LEMONDE.FR | 29.03.05 | 18h04  •  Mis à jour le 05.04.05 | 09h12
Chat modéré par Constance Baudry et Karim El Hadj

Stéphane : D'où vient l'impression que tout augmente ? Depuis le passage à l'euro, n'y a-t-il pas eu inflation constante des prix ?

Bernard Maris : Oui. Il y a eu un phénomène d'arrondissement au prix supérieur. Beaucoup d'entreprises et de commerçants ont profité du changement de monnaie pour augmenter les prix. C'est surtout vrai dans les boulangeries, la presse, etc. Mais le phénomène s'est tassé depuis 3 ans. L'inflation reste faible.



Paupolette : Je voudrais savoir pourquoi la question du pouvoir d'achat a remplacé celle des salaires depuis quelque temps.

Bernard Maris : En fait, parce que les possibilités de négociation directe des salaires sont réduites. C'est une manière détournée de parler des salaires.

Seb : Quelle est l'évolution du pouvoir d'achat ? Est-elle la même pour toutes les couches de la société ?

Bernard Maris : L'évolution du pouvoir d'achat à la hausse est plus faible pour les salariés de base. Les cadres supérieurs, les patrons d'entreprise, les professions libérales (médecins surtout) s'en tirent mieux.

Pierrot : Est-ce que la hausse des salaires des fonctionnaires est vraiment justifiée par rapport à la situation actuelle ? Par exemple, compte tenu du chômage et des inégalités privé-public, n'y aurait-il pas eu d'autres choses plus bénéfiques pour l'Etat à faire avec cet argent ?

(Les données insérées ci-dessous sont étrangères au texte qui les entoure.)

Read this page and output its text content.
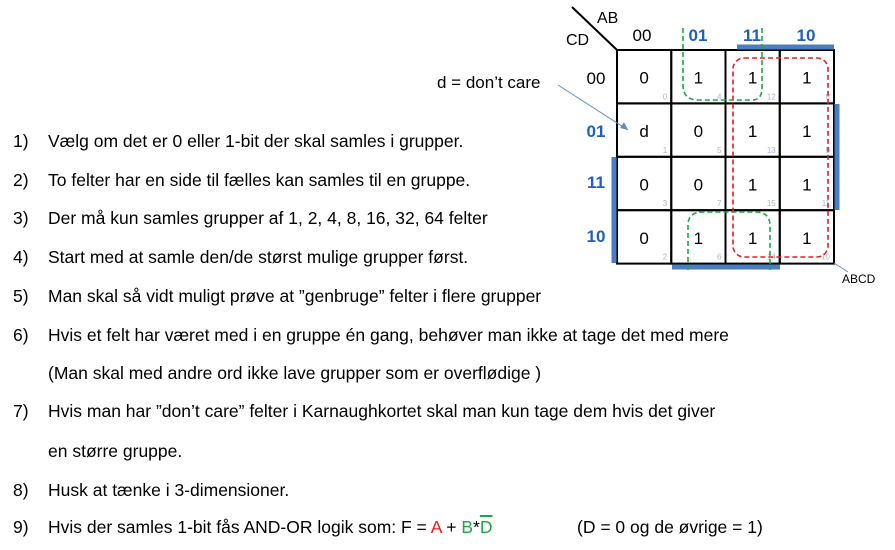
1) Vælg om det er 0 eller 1-bit der skal samles i grupper.
2) To felter har en side til fælles kan samles til en gruppe.
3) Der må kun samles grupper af 1, 2, 4, 8, 16, 32, 64 felter
4) Start med at samle den/de størst mulige grupper først.
5) Man skal så vidt muligt prøve at ”genbruge” felter i flere grupper
6) Hvis et felt har været med i en gruppe én gang, behøver man ikke at tage det med mere
(Man skal med andre ord ikke lave grupper som er overflødige )
7) Hvis man har ”don’t care” felter i Karnaughkortet skal man kun tage dem hvis det giver
en større gruppe.
8) Husk at tænke i 3-dimensioner.
9) Hvis der samles 1-bit fås AND-OR logik som: $F = A + B*\overline{D}$	(D = 0 og de øvrige = 1)
0
0
1
4
1
12
1
8
d
1
0
5
1
13
1
9
0
3
0
7
1
15
1
11
0
2
1
6
1
14
1
10
00 01 11 10
00
01
11
10
AB
CD
d = don’t care
ABCD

Bernard Maris : Dans la mesure où le privé ne connaît pas de hausse des salaires, c'est vrai que ça paraît injuste. Cela dit, qu'est-ce qu'une hausse des salaires : un partage des gains de productivité. Depuis 3 ans, les gains de productivité sont accaparés par les entreprises au détriment de leurs salariés. La hausse des salaires des fonctionnaires doit se justifier par des gains de productivité. Comment mesurer la productivité de la fonction publique ?

Etujohanne : Pourquoi a-t-on perdu de vue que la hausse du pouvoir d'achat est une solution à la reprise de l'économie ?

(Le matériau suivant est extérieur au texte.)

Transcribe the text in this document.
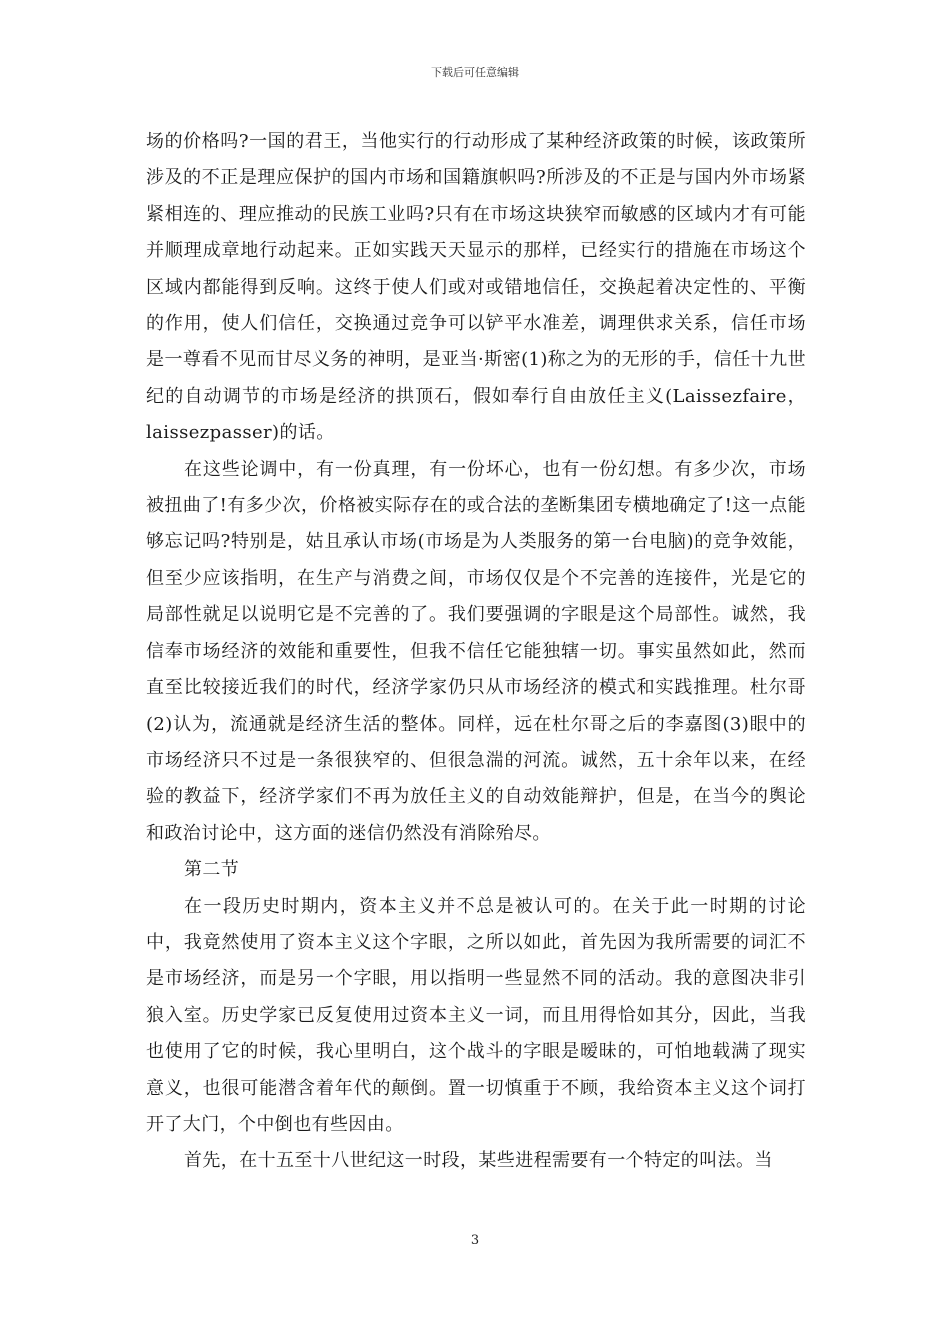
下载后可任意编辑

场的价格吗?一国的君王，当他实行的行动形成了某种经济政策的时候，该政策所涉及的不正是理应保护的国内市场和国籍旗帜吗?所涉及的不正是与国内外市场紧紧相连的、理应推动的民族工业吗?只有在市场这块狭窄而敏感的区域内才有可能并顺理成章地行动起来。正如实践天天显示的那样，已经实行的措施在市场这个区域内都能得到反响。这终于使人们或对或错地信任，交换起着决定性的、平衡的作用，使人们信任，交换通过竞争可以铲平水准差，调理供求关系，信任市场是一尊看不见而甘尽义务的神明，是亚当·斯密(1)称之为的无形的手，信任十九世纪的自动调节的市场是经济的拱顶石，假如奉行自由放任主义(Laissezfaire，laissezpasser)的话。

在这些论调中，有一份真理，有一份坏心，也有一份幻想。有多少次，市场被扭曲了!有多少次，价格被实际存在的或合法的垄断集团专横地确定了!这一点能够忘记吗?特别是，姑且承认市场(市场是为人类服务的第一台电脑)的竞争效能，但至少应该指明，在生产与消费之间，市场仅仅是个不完善的连接件，光是它的局部性就足以说明它是不完善的了。我们要强调的字眼是这个局部性。诚然，我信奉市场经济的效能和重要性，但我不信任它能独辖一切。事实虽然如此，然而直至比较接近我们的时代，经济学家仍只从市场经济的模式和实践推理。杜尔哥(2)认为，流通就是经济生活的整体。同样，远在杜尔哥之后的李嘉图(3)眼中的市场经济只不过是一条很狭窄的、但很急湍的河流。诚然，五十余年以来，在经验的教益下，经济学家们不再为放任主义的自动效能辩护，但是，在当今的舆论和政治讨论中，这方面的迷信仍然没有消除殆尽。

第二节

在一段历史时期内，资本主义并不总是被认可的。在关于此一时期的讨论中，我竟然使用了资本主义这个字眼，之所以如此，首先因为我所需要的词汇不是市场经济，而是另一个字眼，用以指明一些显然不同的活动。我的意图决非引狼入室。历史学家已反复使用过资本主义一词，而且用得恰如其分，因此，当我也使用了它的时候，我心里明白，这个战斗的字眼是暧昧的，可怕地载满了现实意义，也很可能潜含着年代的颠倒。置一切慎重于不顾，我给资本主义这个词打开了大门，个中倒也有些因由。

首先，在十五至十八世纪这一时段，某些进程需要有一个特定的叫法。当

3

Bernard Maris : Parce que depuis 1982 l'économie fonctionne sur le principe de la compression des salaires. On estime que dans une économie sans inflation, la compétitivité des nations ne peut provenir que de la pression sur le coût du travail. Cela dit, la hausse du pouvoir d'achat comme solution à la faible croissance ne se justifie que si l'économie est fermée. Autrement dit, si les gains de pouvoir d'achat ne se portent pas sur des produits étrangers. L'Europe est un continent fermé à 90 %. Mais une hausse isolée du pouvoir d'achat dans un seul pays ne profiterait à personne. Contrairement aux Etats-Unis, à peu près aussi fermés que l'Europe, où une hausse du pouvoir d'achat de l'ensemble de la population bénéficie à l'économie américaine. Par exemple, Microsoft a distribué 35 milliards de dollars de dividendes, qui du fait de la dispersion des actions Microsoft, ont engendré une forte hausse du pouvoir d'achat de la population américaine de plus de 1 %, l'an dernier.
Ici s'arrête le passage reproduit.